The duo of Attic Fowler (Chris Rutledge and Taylor Fairey) use an analogy of eating an English muffin for breakfast to describe their sound. That's just a bit too out there for me, so for the sake of simplicity let's describe what they do as “southern indie folk rock” (they themselves use “terrestrial river soul”). There are a lot of layers here but overall their self-titled album Attic Fowler has a very organic feel, likely due to being home recorded. That being said, the end result is well put together and uses its lo-fi elements very well.
There are two elements that define the album. The first is how Rutledge plays lead guitar. The melodies he's crafted are flexible things, twisting and turning, almost serving as lyrics in their own way as they are what grab at your ear first. Nearly all the tracks are built around this and they're the most distinct sound created on the album.

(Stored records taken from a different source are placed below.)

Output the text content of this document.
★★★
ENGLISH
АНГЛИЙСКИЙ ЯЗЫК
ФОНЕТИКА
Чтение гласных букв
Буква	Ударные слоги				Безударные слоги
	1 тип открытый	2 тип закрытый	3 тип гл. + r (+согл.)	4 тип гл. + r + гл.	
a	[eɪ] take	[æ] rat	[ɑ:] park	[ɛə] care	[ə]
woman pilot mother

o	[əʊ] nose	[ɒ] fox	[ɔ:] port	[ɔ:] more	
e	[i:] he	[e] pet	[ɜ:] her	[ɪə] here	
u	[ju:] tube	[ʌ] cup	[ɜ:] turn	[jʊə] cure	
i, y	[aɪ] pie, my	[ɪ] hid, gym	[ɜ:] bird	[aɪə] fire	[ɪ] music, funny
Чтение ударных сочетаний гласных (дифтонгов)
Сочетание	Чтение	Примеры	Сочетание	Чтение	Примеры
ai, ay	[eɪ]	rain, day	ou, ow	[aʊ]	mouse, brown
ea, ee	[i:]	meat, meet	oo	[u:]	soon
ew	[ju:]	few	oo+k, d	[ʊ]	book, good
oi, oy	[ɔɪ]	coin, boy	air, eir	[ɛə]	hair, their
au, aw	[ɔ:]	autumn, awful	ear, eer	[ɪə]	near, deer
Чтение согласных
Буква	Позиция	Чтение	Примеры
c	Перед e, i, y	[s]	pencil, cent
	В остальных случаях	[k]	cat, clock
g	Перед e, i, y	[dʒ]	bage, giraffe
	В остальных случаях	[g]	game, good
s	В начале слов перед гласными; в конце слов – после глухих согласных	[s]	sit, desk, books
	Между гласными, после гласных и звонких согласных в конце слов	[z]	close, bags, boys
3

The second element is Rutledge's vocals. They sound as though they're coming from some other, distant place. It's not accurate to say they're psychedelic in the usual sense—that (to me, anyway) implies heavy studio manipulation to achieve an overtly strange effect—but they certainly have an otherworldly quality to them, feeling dim and far away. This has the unfortunate side effect of making what he's singing hard to hear at times, but how he sounds is interesting enough on its own that I didn't mind this so much. There are tracks where this is especially true as the lead guitar is brought to the forefront and the singing placed in the background. Normally this sort of mixing would turn me away, but here it serves to play up the ethereal quality of the singing and works quite well to this end.
Now to despite my use of the word “ethereal” I want to emphasize how warm the album is as a whole, from the lyrics to the performance itself. The riffs plucked out on the electric guitar calls back to southern folk influences. Though they're usually regulated to lurking in the background, the keyboards swell as simple underscores to everything else.
There are a few moments where the album verges on shedding its skin. “Patterns” is, like most of the album, a slow burn (though comparatively brief, just under four minutes). It's here where the psychedelic label is most apt: the lead guitar has that sort of ‘60s hazy twang to it and the melody echoes not only in repetition but by design as well. The album deviates furthest from the usual down home feel by being both minimal (just thirty four words between two short verses) and bizarre: “Wet are the walls/new figures, oh my/a song synched to a lit cigarette/a patterns pushing back.” “Light Bulb Garden” makes use of a shimmering strum throughout that puts the song in dream pop territory. Though things like the tone of the guitar never differ it's how the music is constructed that makes these changes.
It's a challenge to put Attic Fowler in a box; it's unusual enough to warrant your attention yet familiar enough that you'll think it perfectly natural.